Вскоре дверь открылась, и внутрь вкатилась тележка с едой. Толкала ее довольно хорошенькая молодая женщина в тонкой алой тунике и очень короткой юбке в цветовой гамме топаза. Туника имела сзади разрез, из которого торчал хвост. Она одновременно сняла крышки со всех трех тарелок – две руками и одну кончиком хвоста. От еды поднимался пар. Анубис мгновенно пустил слюни, Афина уселась на край тарелки и принялась за еду.
Как только женщина ушла, Саймон дал псу тарелку и сам с аппетитом накинулся на угощение. Он понятия не имел, что в тарелке, однако решил, что лучше этого не знать. В любом случае, спросить, что это такое, он не мог. Он также отпил глоток из высокого хрустального кубка. Жидкость была желтой, густой и сладкой. Не успел он ее допить, как почувствовал, как его мозг начинает отключаться.
По крайней мере, с голоду он здесь не умрет.

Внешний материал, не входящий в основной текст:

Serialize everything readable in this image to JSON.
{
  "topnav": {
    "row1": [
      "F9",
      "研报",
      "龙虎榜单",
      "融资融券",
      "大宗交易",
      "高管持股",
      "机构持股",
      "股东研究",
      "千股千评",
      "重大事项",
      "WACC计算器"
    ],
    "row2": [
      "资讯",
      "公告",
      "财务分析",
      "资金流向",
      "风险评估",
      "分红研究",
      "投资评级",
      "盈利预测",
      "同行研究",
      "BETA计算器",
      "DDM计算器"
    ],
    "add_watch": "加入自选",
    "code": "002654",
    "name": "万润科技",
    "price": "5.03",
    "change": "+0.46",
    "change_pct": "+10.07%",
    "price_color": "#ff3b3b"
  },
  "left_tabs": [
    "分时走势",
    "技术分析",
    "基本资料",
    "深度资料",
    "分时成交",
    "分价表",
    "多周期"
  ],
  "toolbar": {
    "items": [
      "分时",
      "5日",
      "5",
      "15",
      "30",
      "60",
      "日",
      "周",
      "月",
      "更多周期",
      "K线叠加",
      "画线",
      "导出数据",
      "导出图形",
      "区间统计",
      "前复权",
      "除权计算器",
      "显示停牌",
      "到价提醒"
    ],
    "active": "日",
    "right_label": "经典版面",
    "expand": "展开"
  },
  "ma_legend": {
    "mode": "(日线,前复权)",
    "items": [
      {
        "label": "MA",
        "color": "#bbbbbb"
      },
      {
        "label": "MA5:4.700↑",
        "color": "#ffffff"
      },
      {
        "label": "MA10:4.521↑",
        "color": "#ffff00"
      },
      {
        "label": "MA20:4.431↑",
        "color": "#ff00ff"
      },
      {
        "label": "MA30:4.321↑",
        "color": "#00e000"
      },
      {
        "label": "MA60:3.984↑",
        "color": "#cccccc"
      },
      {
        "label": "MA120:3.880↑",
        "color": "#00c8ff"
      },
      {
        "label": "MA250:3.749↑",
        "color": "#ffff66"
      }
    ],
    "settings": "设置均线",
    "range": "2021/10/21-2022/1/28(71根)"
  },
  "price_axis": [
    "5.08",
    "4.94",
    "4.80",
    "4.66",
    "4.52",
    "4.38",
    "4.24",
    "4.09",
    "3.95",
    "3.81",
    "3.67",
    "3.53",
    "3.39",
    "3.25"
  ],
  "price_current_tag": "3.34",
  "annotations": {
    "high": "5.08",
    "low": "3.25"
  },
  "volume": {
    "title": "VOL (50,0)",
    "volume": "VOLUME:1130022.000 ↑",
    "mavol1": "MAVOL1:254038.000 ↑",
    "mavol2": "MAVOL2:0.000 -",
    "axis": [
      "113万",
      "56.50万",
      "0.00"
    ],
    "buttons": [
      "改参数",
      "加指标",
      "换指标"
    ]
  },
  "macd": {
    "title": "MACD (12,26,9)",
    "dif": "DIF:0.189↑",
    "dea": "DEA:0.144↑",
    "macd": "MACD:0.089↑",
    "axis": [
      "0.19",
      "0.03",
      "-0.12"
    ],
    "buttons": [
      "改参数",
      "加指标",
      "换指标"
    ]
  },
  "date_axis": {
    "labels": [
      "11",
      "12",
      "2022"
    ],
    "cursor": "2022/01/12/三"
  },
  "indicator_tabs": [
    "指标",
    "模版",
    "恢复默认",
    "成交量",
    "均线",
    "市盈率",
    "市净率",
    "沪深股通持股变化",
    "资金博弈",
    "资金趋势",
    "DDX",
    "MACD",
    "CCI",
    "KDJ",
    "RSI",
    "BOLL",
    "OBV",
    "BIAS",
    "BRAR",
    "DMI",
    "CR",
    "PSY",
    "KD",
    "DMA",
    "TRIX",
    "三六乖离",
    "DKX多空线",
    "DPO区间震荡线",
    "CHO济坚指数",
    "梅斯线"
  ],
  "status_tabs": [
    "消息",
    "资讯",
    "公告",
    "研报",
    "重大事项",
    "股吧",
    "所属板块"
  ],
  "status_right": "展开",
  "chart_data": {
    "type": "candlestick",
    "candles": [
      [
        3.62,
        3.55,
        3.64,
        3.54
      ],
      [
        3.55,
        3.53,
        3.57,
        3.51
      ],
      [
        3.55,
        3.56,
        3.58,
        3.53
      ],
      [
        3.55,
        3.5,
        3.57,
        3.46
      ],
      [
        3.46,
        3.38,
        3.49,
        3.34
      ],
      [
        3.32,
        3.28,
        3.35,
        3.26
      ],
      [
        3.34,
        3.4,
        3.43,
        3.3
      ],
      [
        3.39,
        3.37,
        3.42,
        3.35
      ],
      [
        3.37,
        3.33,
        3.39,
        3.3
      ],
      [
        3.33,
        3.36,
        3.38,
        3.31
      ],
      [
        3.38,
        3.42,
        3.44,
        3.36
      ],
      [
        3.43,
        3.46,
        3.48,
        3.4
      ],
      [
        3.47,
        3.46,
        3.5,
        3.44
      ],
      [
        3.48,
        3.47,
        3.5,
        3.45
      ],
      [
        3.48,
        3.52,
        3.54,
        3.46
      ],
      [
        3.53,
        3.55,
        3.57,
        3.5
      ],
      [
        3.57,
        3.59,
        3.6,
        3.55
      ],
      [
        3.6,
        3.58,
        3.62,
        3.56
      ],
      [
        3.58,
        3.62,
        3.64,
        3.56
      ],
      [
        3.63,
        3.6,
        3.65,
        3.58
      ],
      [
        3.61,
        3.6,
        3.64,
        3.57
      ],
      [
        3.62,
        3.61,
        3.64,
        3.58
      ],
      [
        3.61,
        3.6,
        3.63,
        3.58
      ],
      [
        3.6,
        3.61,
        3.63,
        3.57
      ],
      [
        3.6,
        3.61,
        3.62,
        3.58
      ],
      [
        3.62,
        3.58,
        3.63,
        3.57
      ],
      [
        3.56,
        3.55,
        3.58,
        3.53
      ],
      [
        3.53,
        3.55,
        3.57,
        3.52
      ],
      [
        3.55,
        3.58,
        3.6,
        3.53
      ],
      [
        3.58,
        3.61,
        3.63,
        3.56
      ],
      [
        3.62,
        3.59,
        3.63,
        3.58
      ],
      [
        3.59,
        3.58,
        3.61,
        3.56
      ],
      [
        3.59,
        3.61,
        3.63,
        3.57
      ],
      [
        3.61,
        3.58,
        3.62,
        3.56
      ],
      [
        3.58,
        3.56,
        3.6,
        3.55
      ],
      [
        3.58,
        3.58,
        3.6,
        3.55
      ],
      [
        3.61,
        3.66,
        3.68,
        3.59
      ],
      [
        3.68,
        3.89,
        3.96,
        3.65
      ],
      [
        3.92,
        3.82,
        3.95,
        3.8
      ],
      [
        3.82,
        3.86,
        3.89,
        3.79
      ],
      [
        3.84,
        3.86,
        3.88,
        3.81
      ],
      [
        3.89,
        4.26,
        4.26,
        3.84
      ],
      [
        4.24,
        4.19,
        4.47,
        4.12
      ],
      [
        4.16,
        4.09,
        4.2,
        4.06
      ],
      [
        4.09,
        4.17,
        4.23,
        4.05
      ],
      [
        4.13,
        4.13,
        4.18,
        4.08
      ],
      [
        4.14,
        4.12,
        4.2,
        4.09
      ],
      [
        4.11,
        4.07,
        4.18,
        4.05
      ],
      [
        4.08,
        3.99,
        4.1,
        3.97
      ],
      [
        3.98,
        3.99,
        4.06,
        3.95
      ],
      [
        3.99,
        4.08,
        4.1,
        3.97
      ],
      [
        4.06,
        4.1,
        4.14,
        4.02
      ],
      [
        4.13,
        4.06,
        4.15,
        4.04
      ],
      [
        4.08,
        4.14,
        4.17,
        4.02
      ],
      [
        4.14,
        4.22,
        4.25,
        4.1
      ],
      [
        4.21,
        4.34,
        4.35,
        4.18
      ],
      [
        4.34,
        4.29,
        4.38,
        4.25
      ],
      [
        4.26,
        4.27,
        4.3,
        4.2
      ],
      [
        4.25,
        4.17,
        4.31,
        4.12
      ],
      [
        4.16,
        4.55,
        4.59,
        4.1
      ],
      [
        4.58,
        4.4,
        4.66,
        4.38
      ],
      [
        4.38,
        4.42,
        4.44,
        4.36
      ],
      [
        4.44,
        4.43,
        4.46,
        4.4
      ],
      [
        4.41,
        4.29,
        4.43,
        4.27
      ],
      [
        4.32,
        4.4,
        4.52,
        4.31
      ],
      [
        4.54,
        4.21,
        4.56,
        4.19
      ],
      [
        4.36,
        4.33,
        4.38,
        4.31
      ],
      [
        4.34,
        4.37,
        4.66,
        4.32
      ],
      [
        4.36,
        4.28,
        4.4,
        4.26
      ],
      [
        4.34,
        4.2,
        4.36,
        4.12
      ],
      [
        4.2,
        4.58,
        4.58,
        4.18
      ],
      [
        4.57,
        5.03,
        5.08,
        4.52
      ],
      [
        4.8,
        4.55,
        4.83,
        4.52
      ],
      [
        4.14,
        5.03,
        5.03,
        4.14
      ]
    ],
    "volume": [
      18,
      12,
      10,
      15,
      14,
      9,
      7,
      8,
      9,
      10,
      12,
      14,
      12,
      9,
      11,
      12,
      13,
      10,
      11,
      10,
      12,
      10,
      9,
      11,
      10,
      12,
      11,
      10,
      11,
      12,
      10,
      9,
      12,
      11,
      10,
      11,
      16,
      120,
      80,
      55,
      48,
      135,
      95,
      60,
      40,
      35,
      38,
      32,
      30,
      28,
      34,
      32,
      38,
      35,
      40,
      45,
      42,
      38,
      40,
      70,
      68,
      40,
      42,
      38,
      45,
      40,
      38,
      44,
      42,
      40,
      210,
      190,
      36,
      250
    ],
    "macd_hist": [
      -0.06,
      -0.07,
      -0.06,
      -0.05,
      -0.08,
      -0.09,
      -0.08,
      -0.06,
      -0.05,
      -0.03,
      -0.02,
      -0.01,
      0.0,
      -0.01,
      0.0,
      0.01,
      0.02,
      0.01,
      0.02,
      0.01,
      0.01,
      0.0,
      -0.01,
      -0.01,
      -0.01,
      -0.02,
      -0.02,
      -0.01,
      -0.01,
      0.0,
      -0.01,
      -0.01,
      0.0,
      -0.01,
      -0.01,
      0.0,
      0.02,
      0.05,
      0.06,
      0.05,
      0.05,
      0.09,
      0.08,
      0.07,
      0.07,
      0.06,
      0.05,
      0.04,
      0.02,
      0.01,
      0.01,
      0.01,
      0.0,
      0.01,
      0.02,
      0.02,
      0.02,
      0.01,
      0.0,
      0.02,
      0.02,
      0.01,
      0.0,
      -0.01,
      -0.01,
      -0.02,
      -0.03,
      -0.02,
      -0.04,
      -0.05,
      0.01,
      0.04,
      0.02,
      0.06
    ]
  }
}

Утром пришли мужчины, чтобы убрать в комнате, а примерно в десять часов все та же женщина принесла завтрак. Через час тележку укатили, экскременты пса и совы убрали. К Саймону вошла высокая, средних лет женщина и, сев за стол, жестом велела ему занять место напротив. Достав из своей полосатой, красно-черной кожаной сумки несколько предметов, она разложила их на столе. Это были ручка, карандаш, расческа, небольшая коробка, внутри которой была еще одна, разрезная модель домика, книга и фотография семьи – отец, мать, мальчик, девочка, похожее на собаку животное и птица.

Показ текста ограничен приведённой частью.